Additionally, companies should consider what items are appropriate for the manufacture. For example, the use of a certified
laminar flow hood may be a better choice for manufacturing than a fume hood, because the former is designed to prevent contamination
of the product, protect the operator, and the laboratory environment. In addition, with the appropriate cleaning, a laminar
flow hood can more easily be used for multiple products. Small scale/manual equipment or procedures may be the best approach
because the space is likely to be limited. With a small batch size, the use of small scale or manual equipment/procedures
will minimize yield loss. Additional measures to be assessed include appropriate gowning and operator personal protection
devices, area and operator monitoring for potent or radiolabeled drug exposure, and so forth.
Documentation of the facility preparation, product manufacture, and the return of the facility to the previous state, if needed,
is recommended. This documentation should describe the rationale for the manufacture in the nondedicated area, risk assessment,
preparation of the area, cleaning procedures, and list of responsible persons. This documentation can reference existing procedures
or standard operating procedures (SOPs) along with documents associated with the meetings and preparation for the manufacture
of the batch. Batch records and cleaning records should be part of the documentation and should follow the company's data-retention
Preparation at the clinical site.
On-site preparation of formulations, sometimes referred to as "extemporaneous preparation" or "compounding," is not considered
manufacturing, but is an effective method to prepare early clinical supplies using the local laws governing the practice of
pharmacy. The processes used for on-site preparation can be as simple as preparing and diluting solutions or filling capsules
with API to more complicated processes such as blending and compression of tablets. An IQ working group addressing current
practices in extemporaneous preparation has conducted a survey to be communicated at a later date, which confirms that only
a few companies have adopted practices to take advantage of more advanced formulation approaches at the clinic site (8). This
is a missed opportunity, because on-site preparation of formulations has the potential to dramatically speed industry's ability
to answer critical questions related to pharmacokinetic parameters, absolute or relative bioavailability, feasibility of extended
release and bioavailability enhancement approaches for difficult to deliver molecules. Currently, each company must develop
its own best practices to assure product quality and patient safety; often, these practices are based on compendial or professional
association publications (9–11). The authors believe this topic warrants further discussion between the industry and regulatory
authorities to determine when dose preparation at the clinical site is appropriate and the level of quality controls required.

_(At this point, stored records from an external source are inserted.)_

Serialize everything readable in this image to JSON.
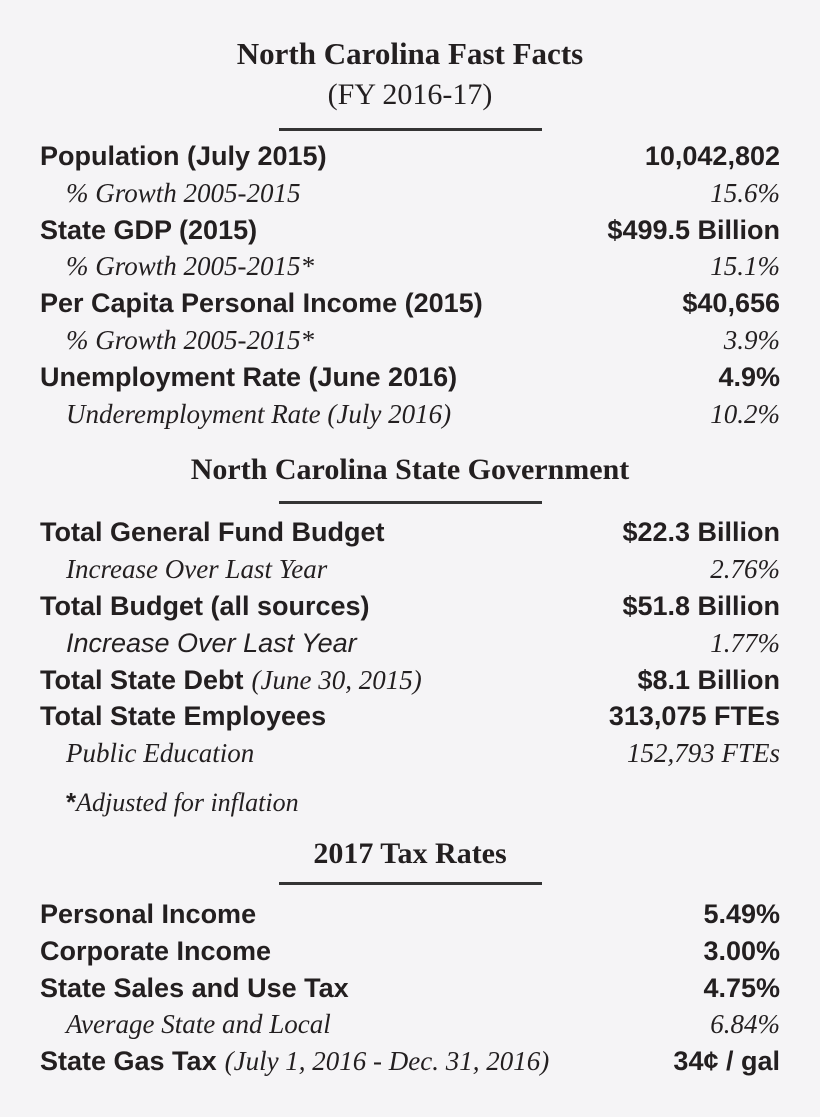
{
  "colors": {
    "background": "#f5f4f6",
    "text": "#231f20",
    "rule": "#343434"
  },
  "header": {
    "title": "North Carolina Fast Facts",
    "subtitle": "(FY 2016-17)"
  },
  "sections": [
    {
      "heading": "North Carolina Fast Facts",
      "rows": [
        {
          "label": "Population (July 2015)",
          "value": "10,042,802"
        },
        {
          "label": "% Growth 2005-2015",
          "value": "15.6%"
        },
        {
          "label": "State GDP (2015)",
          "value": "$499.5 Billion"
        },
        {
          "label": "% Growth 2005-2015*",
          "value": "15.1%"
        },
        {
          "label": "Per Capita Personal Income (2015)",
          "value": "$40,656"
        },
        {
          "label": "% Growth 2005-2015*",
          "value": "3.9%"
        },
        {
          "label": "Unemployment Rate (June 2016)",
          "value": "4.9%"
        },
        {
          "label": "Underemployment Rate (July 2016)",
          "value": "10.2%"
        }
      ]
    },
    {
      "heading": "North Carolina State Government",
      "rows": [
        {
          "label": "Total General Fund Budget",
          "value": "$22.3 Billion"
        },
        {
          "label": "Increase Over Last Year",
          "value": "2.76%"
        },
        {
          "label": "Total Budget (all sources)",
          "value": "$51.8 Billion"
        },
        {
          "label": "Increase Over Last Year",
          "value": "1.77%"
        },
        {
          "label": "Total State Debt",
          "label_note": "(June 30, 2015)",
          "value": "$8.1 Billion"
        },
        {
          "label": "Total State Employees",
          "value": "313,075 FTEs"
        },
        {
          "label": "Public Education",
          "value": "152,793 FTEs"
        }
      ]
    },
    {
      "heading": "2017 Tax Rates",
      "rows": [
        {
          "label": "Personal Income",
          "value": "5.49%"
        },
        {
          "label": "Corporate Income",
          "value": "3.00%"
        },
        {
          "label": "State Sales and Use Tax",
          "value": "4.75%"
        },
        {
          "label": "Average State and Local",
          "value": "6.84%"
        },
        {
          "label": "State Gas Tax",
          "label_note": "(July 1, 2016 - Dec. 31, 2016)",
          "value": "34¢ / gal"
        }
      ]
    }
  ],
  "footnote": {
    "marker": "*",
    "text": "Adjusted for inflation"
  }
}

The results of such a discussion could help to increase the utilization of on-site preparation of clinical trial materials
to facilitate quick answers to critical questions in early drug development and ultimately bring the best possible products
to patients in the shortest time.
Most equipment used to manufacture early GMP drug product is be managed under a qualification, preventive maintenance, and
calibration program for the GMP facility. However, in early development, there may occasionally be a need to use equipment
that is not part of such a program. Rather than performing a comprehensive qualification for a piece of equipment not expected
to be frequently used, an organization may choose to qualify it for a single step or campaign. Documentation from an installation
qualification/operational qualification (IQ/OQ) and or performance verification at the proposed operating condition is sufficient.
For example, if solution preparation needs a mixer with a rotation speed of 75 rpm, then documentation in the batch record
using a calibrated tachometer to verify that the mixer was operating at 75 rpm will suffice.
The use of dedicated or disposable equipment or product contact parts may be preferable to following standard cleaning procedures
to ensure equipment is clean and acceptable for use. However, not all equipment or equipment parts are disposable or may have
a substantial cost that makes disposal prohibitive. In that case, the product contact parts could be dedicated to a specific
drug substance for use in drug product manufacture. Dedicating product contact parts to a compound may be costly and may be
avoided in some cases by carefully considering product changeover and effective cleaning methods when purchasing equipment.
Another item to consider with respect to equipment, is that the more complicated the equipment is to run or maintain, the
less desirable it might be for early GMP batches. In most cases, simple equipment is adequate and will uses less material
and consume less total time for preparation, operation, and cleaning activities.